Saturday, February 15, 2014

History

Alfred Hitchcock Presents is well known for its title sequence. The camera fades in on a simple line-drawing caricature of Hitchcock's rotund profile. As the program's theme music, Charles Gounod's Funeral March of a Marionette, plays, Hitchcock appears in silhouette from the right edge of the screen, and then walks to center screen to eclipse the caricature. He then almost always says "Good evening." (The theme music for the show was suggested by Hitchcock's long-time musical collaborator, Bernard Herrmann.)[3] The caricature drawing, which Hitchcock created himself, and the use of Gounod's Funeral March of a Marionette as theme music have become indelibly associated with Hitchcock in popular culture. Hitchcock appears again after the title sequence, and drolly introduces the story from a mostly empty studio or from the set of the current episode; his monologues were written especially for him by James B. Allardice. At least two versions of the opening were shot for every episode.
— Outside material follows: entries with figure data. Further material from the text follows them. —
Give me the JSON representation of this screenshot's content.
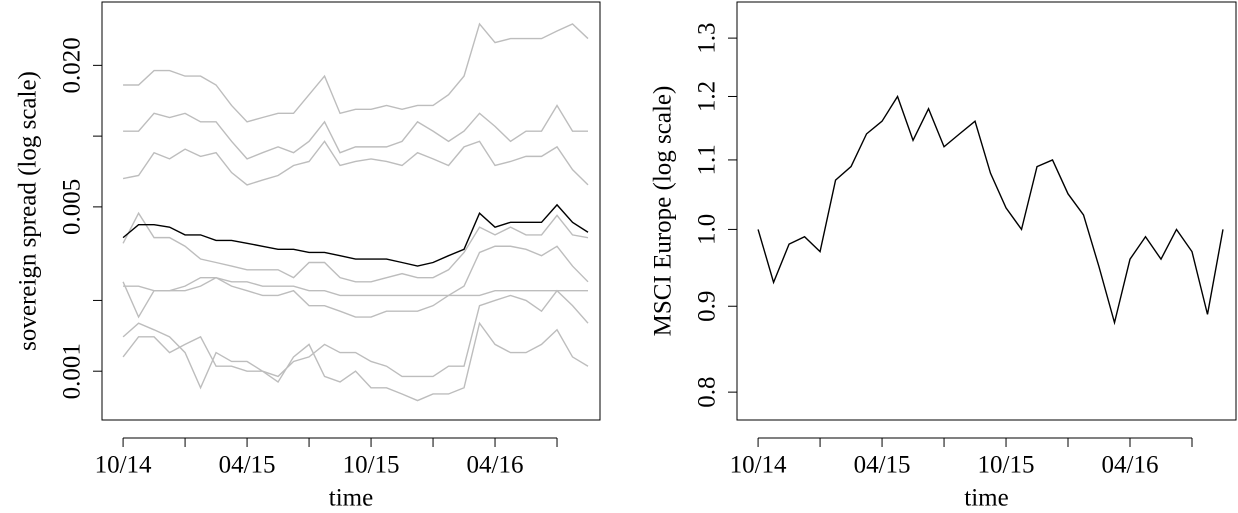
{
  "chart_data": [
    {
      "type": "line",
      "ylabel": "sovereign spread (log scale)",
      "xlabel": "time",
      "log_y": true,
      "x": [
        0,
        0.75,
        1.5,
        2.25,
        3,
        3.75,
        4.5,
        5.25,
        6,
        6.75,
        7.5,
        8.25,
        9,
        9.75,
        10.5,
        11.25,
        12,
        12.75,
        13.5,
        14.25,
        15,
        15.75,
        16.5,
        17.25,
        18,
        18.75,
        19.5,
        20.25,
        21,
        21.75,
        22.5
      ],
      "xlim": [
        -1.02,
        23.08
      ],
      "xticks": [
        {
          "value": 0,
          "label": "10/14"
        },
        {
          "value": 6,
          "label": "04/15"
        },
        {
          "value": 12,
          "label": "10/15"
        },
        {
          "value": 18,
          "label": "04/16"
        }
      ],
      "xminor": [
        3,
        9,
        15,
        21
      ],
      "ylim": [
        0.00062,
        0.0372
      ],
      "yticks": [
        0.001,
        0.005,
        {
          "value": 0.02,
          "label": "0.020"
        }
      ],
      "yminor": [
        0.002,
        0.01
      ],
      "series": [
        {
          "color": "#bdbdbd",
          "values": [
            0.0165,
            0.0165,
            0.019,
            0.019,
            0.018,
            0.018,
            0.0165,
            0.0135,
            0.0115,
            0.012,
            0.0125,
            0.0125,
            0.015,
            0.018,
            0.0125,
            0.013,
            0.013,
            0.0135,
            0.013,
            0.0135,
            0.0135,
            0.015,
            0.018,
            0.03,
            0.025,
            0.026,
            0.026,
            0.026,
            0.028,
            0.03,
            0.026
          ]
        },
        {
          "color": "#bdbdbd",
          "values": [
            0.0105,
            0.0105,
            0.0125,
            0.012,
            0.0125,
            0.0115,
            0.0115,
            0.0095,
            0.008,
            0.0085,
            0.009,
            0.0085,
            0.0095,
            0.0115,
            0.0085,
            0.009,
            0.009,
            0.009,
            0.0095,
            0.0115,
            0.0105,
            0.0095,
            0.0105,
            0.0125,
            0.011,
            0.0095,
            0.0105,
            0.0105,
            0.0135,
            0.0105,
            0.0105
          ]
        },
        {
          "color": "#bdbdbd",
          "values": [
            0.0066,
            0.0068,
            0.0085,
            0.008,
            0.0088,
            0.0082,
            0.0085,
            0.007,
            0.0062,
            0.0065,
            0.0068,
            0.0075,
            0.0078,
            0.0095,
            0.0075,
            0.0078,
            0.008,
            0.0078,
            0.0075,
            0.0085,
            0.008,
            0.0075,
            0.009,
            0.0095,
            0.0075,
            0.0078,
            0.0082,
            0.0082,
            0.009,
            0.0072,
            0.0062
          ]
        },
        {
          "color": "#bdbdbd",
          "values": [
            0.0035,
            0.0047,
            0.0037,
            0.0037,
            0.0034,
            0.003,
            0.0029,
            0.0028,
            0.0027,
            0.0027,
            0.0027,
            0.0025,
            0.0029,
            0.0029,
            0.0025,
            0.0024,
            0.0024,
            0.0025,
            0.0026,
            0.0025,
            0.0025,
            0.0027,
            0.0032,
            0.0041,
            0.0038,
            0.0041,
            0.0038,
            0.0038,
            0.0046,
            0.0038,
            0.0037
          ]
        },
        {
          "color": "#bdbdbd",
          "values": [
            0.0024,
            0.0017,
            0.0022,
            0.0022,
            0.0022,
            0.0023,
            0.0025,
            0.0023,
            0.0022,
            0.0021,
            0.0021,
            0.0022,
            0.0019,
            0.0019,
            0.0018,
            0.0017,
            0.0017,
            0.0018,
            0.0018,
            0.0018,
            0.0019,
            0.0021,
            0.0023,
            0.0032,
            0.0034,
            0.0034,
            0.0033,
            0.0031,
            0.0034,
            0.0028,
            0.0024
          ]
        },
        {
          "color": "#bdbdbd",
          "values": [
            0.0023,
            0.0023,
            0.0022,
            0.0022,
            0.0023,
            0.0025,
            0.0025,
            0.0024,
            0.0024,
            0.0023,
            0.0023,
            0.0023,
            0.0022,
            0.0022,
            0.0021,
            0.0021,
            0.0021,
            0.0021,
            0.0021,
            0.0021,
            0.0021,
            0.0021,
            0.0021,
            0.0021,
            0.0022,
            0.0022,
            0.0022,
            0.0022,
            0.0022,
            0.0022,
            0.0022
          ]
        },
        {
          "color": "#bdbdbd",
          "values": [
            0.0014,
            0.0016,
            0.0015,
            0.0014,
            0.0012,
            0.00085,
            0.0012,
            0.0011,
            0.0011,
            0.001,
            0.00095,
            0.0011,
            0.00115,
            0.0013,
            0.0012,
            0.0012,
            0.0011,
            0.00105,
            0.00095,
            0.00095,
            0.00095,
            0.00105,
            0.00105,
            0.0019,
            0.002,
            0.0021,
            0.002,
            0.0018,
            0.0022,
            0.0019,
            0.0016
          ]
        },
        {
          "color": "#bdbdbd",
          "values": [
            0.00115,
            0.0014,
            0.0014,
            0.0012,
            0.0013,
            0.0014,
            0.00105,
            0.00105,
            0.001,
            0.001,
            0.0009,
            0.00115,
            0.0013,
            0.00095,
            0.0009,
            0.001,
            0.00085,
            0.00085,
            0.0008,
            0.00075,
            0.0008,
            0.0008,
            0.00085,
            0.0016,
            0.0013,
            0.0012,
            0.0012,
            0.0013,
            0.0015,
            0.00115,
            0.00105
          ]
        },
        {
          "color": "#000000",
          "values": [
            0.0037,
            0.0042,
            0.0042,
            0.0041,
            0.0038,
            0.0038,
            0.0036,
            0.0036,
            0.0035,
            0.0034,
            0.0033,
            0.0033,
            0.0032,
            0.0032,
            0.0031,
            0.003,
            0.003,
            0.003,
            0.0029,
            0.0028,
            0.0029,
            0.0031,
            0.0033,
            0.0047,
            0.0041,
            0.0043,
            0.0043,
            0.0043,
            0.0051,
            0.0043,
            0.0039
          ]
        }
      ]
    },
    {
      "type": "line",
      "ylabel": "MSCI Europe (log scale)",
      "xlabel": "time",
      "log_y": true,
      "x": [
        0,
        0.75,
        1.5,
        2.25,
        3,
        3.75,
        4.5,
        5.25,
        6,
        6.75,
        7.5,
        8.25,
        9,
        9.75,
        10.5,
        11.25,
        12,
        12.75,
        13.5,
        14.25,
        15,
        15.75,
        16.5,
        17.25,
        18,
        18.75,
        19.5,
        20.25,
        21,
        21.75,
        22.5
      ],
      "xlim": [
        -1.02,
        23.13
      ],
      "xticks": [
        {
          "value": 0,
          "label": "10/14"
        },
        {
          "value": 6,
          "label": "04/15"
        },
        {
          "value": 12,
          "label": "10/15"
        },
        {
          "value": 18,
          "label": "04/16"
        }
      ],
      "xminor": [
        3,
        9,
        15,
        21
      ],
      "ylim": [
        0.77,
        1.366
      ],
      "yticks": [
        0.8,
        0.9,
        {
          "value": 1,
          "label": "1.0"
        },
        1.1,
        1.2,
        1.3
      ],
      "series": [
        {
          "color": "#000000",
          "values": [
            1.0,
            0.93,
            0.98,
            0.99,
            0.97,
            1.07,
            1.09,
            1.14,
            1.16,
            1.2,
            1.13,
            1.18,
            1.12,
            1.14,
            1.16,
            1.08,
            1.03,
            1.0,
            1.09,
            1.1,
            1.05,
            1.02,
            0.95,
            0.88,
            0.96,
            0.99,
            0.96,
            1.0,
            0.97,
            0.89,
            1.0
          ]
        }
      ]
    }
  ]
}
A version intended for the American audience would often spoof a recent popular commercial or poke fun at the sponsor, leading into the commercial.[citation needed] An alternative version for European audiences would instead include jokes at the expense of Americans in general.[citation needed] For later seasons, opening remarks were also filmed with Hitchcock speaking in French and German for the show's international presentations.[citation needed] Hitchcock closed the show in much the same way as it opened, but mainly to tie up loose ends rather than joke. He told TV Guide[where?] that his reassurances that the criminal had been apprehended were "a necessary gesture to morality." Originally 25 minutes per episode, the series was expanded to 50 minutes in 1962 and retitled The Alfred Hitchcock Hour. Hitchcock directed 17 of the 268 filmed episodes of Alfred Hitchcock Presents and one of the 50-minute episodes, "I Saw the Whole Thing" with John Forsythe.[citation needed] The last new episode aired on June 26, 1965, and the series continued to be popular in syndication for decades.